17. November 2011 Dr. Bernhard Brand

Den Zorn der Bürger erfährt man in den Randgebieten

Wer sich nach 1990 den Traum vom Eigenheim auf der grünen Wiese verwirklichte, zahlte für die Straße zum Haus 100 % der Kosten. Wenn diese Straße nach 30 oder 40 Jahren grunderneuert werden muss, wird er nach heutiger Satzung erneut 75 % der Kosten zahlen müssen, oder sicher mehr bei der inflationären Entwicklung der Ausbaubeiträge.

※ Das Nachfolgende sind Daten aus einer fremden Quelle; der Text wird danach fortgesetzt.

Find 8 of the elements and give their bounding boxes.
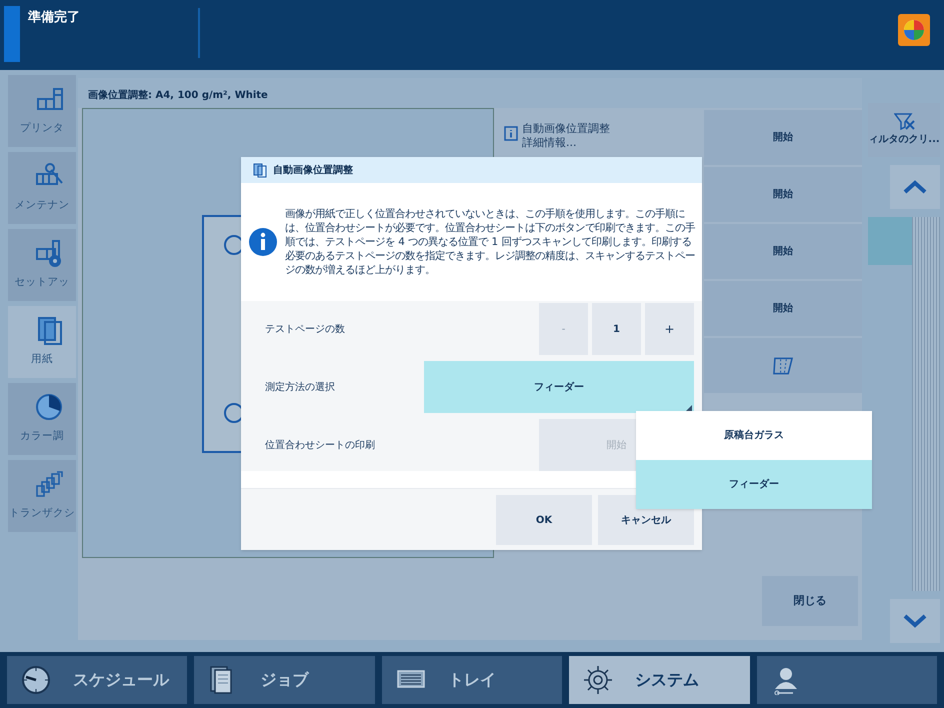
dialog-title: 自動画像位置調整 (273, 163, 353, 178)
row-label: 位置合わせシートの印刷 (264, 438, 376, 452)
row-label: 測定方法の選択 (264, 380, 336, 394)
status-text: 準備完了 (28, 8, 81, 27)
row-label: テストページの数 (264, 322, 346, 336)
dialog-message: 画像が用紙で正しく位置合わせされていないときは、この手順を使用します。この手順には、位置合わせシートが必要です。位置合わせシートは下のボタンで印刷できます。この手順では、テストページを 4 つの異なる位置で 1 回ずつスキャンして印刷します。印刷する必要のあるテストページの数を指定できます。レジ調整の精度は、スキャンするテストページの数が増えるほど上がります。 (285, 207, 696, 277)
window-title: 画像位置調整: A4, 100 g/m², White (78, 78, 862, 108)
count-value: 1 (592, 303, 641, 355)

Die Geschichte der Satzung über die Erhebung von Beiträgen für den Straßenbau ist eine Geschichte der zunehmenden "Bürgerbeteiligung": Der Häuslebauer zahlte nämlich in den Jahren 1993 bis 1996 für ein Haus an der Anliegerstraße 45 % der Ausbaukosten, jetzt 75 %. An der Haupterschließungsstraße waren es damals 30 %, jetzt sind es 50 % und an der Hauptverkehrsstraße damals 15 %, jetzt 25 %.
 
Die 3. Satzung zur Änderung wird unter anderem auch deshalb nötig, weil  der Freistaat Sachsen einige Bundes-, Staats- und Kreisstraßen innerhalb Leipzigs heruntergestuft hat. So gibt es keine B 186 mehr, weil parallel dazu die Bundesautobahnen A 9 und A 38 verlaufen. Und  da ist die ehemalige S 79 eben keine Staatsstraße mehr.
Ganz schwierig wird es, wenn ehemalige Hauptverkehrsstraßen, wie beispielsweise die Eisenbahnstraße, nicht mehr als eine solche eingestuft sind. Damals waren die Anwohner für eine „Hauptverkehrsstraße“ informiert worden, jetzt sollen sie das Doppelte bezahlen, weil der Freistaat die Straße heruntergestuft hat. Noch schwerer trifft es Anwohner, wenn eine Straße als Staats-straße „schlaglöchrig“ gefahren und dann entwidmet wurde, wie z.B. die ehemalige Hauptstraße, jetzt Engelsdorfer Straße.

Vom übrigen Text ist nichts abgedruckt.